The handbook and course material presented by the Ministry of Tourism provides details on 15 general guidelines for CHSE standard diving and snorkeling:

  1. Dive industry operators and customers are reminded to ensure they are medical healthy before undertaking water sports. This advice takes effect before diving and includes, first and foremost, only boarding a flight to a diving destination if the traveler is healthy.
  2. Everyone should use Personal Protection Equipment (PPE) – at a minimum facial masks or face shields.
  3. Practice physical distancing by maintaining at least one-meter of open space. This distance has been reduced from the previously recommended two-meters, which, according to operators, was not practical for use in the field. Physical distancing efforts can be enhanced by limiting the number of participants in a diving group, configuring distanced seating on dive boats, and staggering diving schedules.
  4. All water sports operators must provide a sufficient number of handwashing stations and hand sanitizers for use by both staff and guests.
  5. All equipment used in providing diving and snorkeling activities must be disinfected at least three times a day, and before and after each new cycle of use.
  6. Take the necessary steps to maintain high-quality air in all places used by staff and customers. Open areas exposed to breezes and sunlight are preferred. Places equipped with air conditioning should ensure that the air conditioning systems’ filters are cleaned on a routine basis.
  7. All those undertaking diving and snorkeling activities must complete a Diver’s Medical Clearance based on the Divers Alert Network (DAN) guidelines or those of a similar agency. An additional “risk-assessment survey” provided by the Indonesian Ministry of Health should be completed before engaging in diving activities.
  8. Tourists traveling on live-aboard vessels are required to bring a current certificate verifying a “negative” result for the coronavirus proven by a Rapid Test or PCT Swab Test. Divers following land-based dive expeditions are only required to undergo a body temperature check before a diving or snorkeling activity.
  9. Live-aboard operators are directed to limit the number of guests carried on their vessels to enhance physical distancing.

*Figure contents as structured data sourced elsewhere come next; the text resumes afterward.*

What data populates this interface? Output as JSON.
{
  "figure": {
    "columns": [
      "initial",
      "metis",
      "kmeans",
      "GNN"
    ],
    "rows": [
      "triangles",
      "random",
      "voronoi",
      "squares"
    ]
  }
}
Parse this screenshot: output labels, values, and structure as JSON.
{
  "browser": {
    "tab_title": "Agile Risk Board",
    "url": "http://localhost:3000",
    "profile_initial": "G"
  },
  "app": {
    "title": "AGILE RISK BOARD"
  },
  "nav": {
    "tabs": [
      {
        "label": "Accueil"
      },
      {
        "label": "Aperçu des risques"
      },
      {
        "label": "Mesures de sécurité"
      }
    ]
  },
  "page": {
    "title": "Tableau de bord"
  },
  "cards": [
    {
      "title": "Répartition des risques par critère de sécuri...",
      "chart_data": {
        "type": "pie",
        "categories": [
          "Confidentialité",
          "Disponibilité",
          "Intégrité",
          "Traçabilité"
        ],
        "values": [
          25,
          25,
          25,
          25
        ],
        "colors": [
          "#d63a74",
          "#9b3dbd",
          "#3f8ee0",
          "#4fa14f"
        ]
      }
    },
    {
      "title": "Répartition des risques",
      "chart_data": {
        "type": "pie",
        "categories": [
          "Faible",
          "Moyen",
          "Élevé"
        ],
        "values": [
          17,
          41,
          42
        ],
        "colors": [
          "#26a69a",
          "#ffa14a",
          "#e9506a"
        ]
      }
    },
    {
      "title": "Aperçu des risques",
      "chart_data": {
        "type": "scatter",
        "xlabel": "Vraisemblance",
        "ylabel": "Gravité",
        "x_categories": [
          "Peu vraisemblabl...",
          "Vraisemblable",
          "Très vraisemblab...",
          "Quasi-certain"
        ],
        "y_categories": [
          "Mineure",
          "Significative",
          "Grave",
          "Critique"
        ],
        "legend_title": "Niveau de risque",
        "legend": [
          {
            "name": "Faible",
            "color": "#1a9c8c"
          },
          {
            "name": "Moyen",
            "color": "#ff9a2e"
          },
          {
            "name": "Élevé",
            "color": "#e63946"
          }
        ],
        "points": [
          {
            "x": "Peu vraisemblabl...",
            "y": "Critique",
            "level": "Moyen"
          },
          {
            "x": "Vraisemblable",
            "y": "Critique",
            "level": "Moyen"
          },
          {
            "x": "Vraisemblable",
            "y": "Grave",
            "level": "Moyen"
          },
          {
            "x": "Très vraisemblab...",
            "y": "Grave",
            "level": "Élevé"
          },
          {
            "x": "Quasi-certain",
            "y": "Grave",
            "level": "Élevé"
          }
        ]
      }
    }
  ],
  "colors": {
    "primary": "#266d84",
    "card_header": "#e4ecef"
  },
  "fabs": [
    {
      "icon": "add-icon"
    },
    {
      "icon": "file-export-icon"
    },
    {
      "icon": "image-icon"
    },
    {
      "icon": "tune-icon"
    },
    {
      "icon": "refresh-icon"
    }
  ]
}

  10. Regular temperature checks should be undertaken to ensure that no member of staff or client’s temperatures exceed 37.3 degrees Celsius. Anyone registering a temperature over 37.3 degrees Celsius in two consecutive tests performed 5 minutes apart should be refused entry/access and sent to a nearby medical facility.
  11. Individuals with temperatures below 37.3 Celsius but manifesting symptoms consistent with a respiratory or COVID-19 infection must be refused entry and referred to a nearby medical facility.
  12. Workers confirmed to be infected or suspected of suffering from  COVID-19 must self-isolate until a doctor confirms that they are again free of the virus.
  13. Dive operators should follow the established guidelines to a clean and healthy lifestyle that includes consuming a nutritious diet, 30 minutes of physical activity each day, and a minimum of 7-hours of sleep each day.
  14. Dive operation management must provide information and training to all employees on cleanliness, hygiene, health, and safety. Regular audits must be made to ensure that the CHSE protocols are in place and being rigorously followed.
  15. Dive operators are required to supply closed trash receptacles for the disposal of Personal Protection Equipment (PPE) and other trash that might serve as a medium for transmitting the coronavirus. The final disposal of all trash and wastewater must be done safely.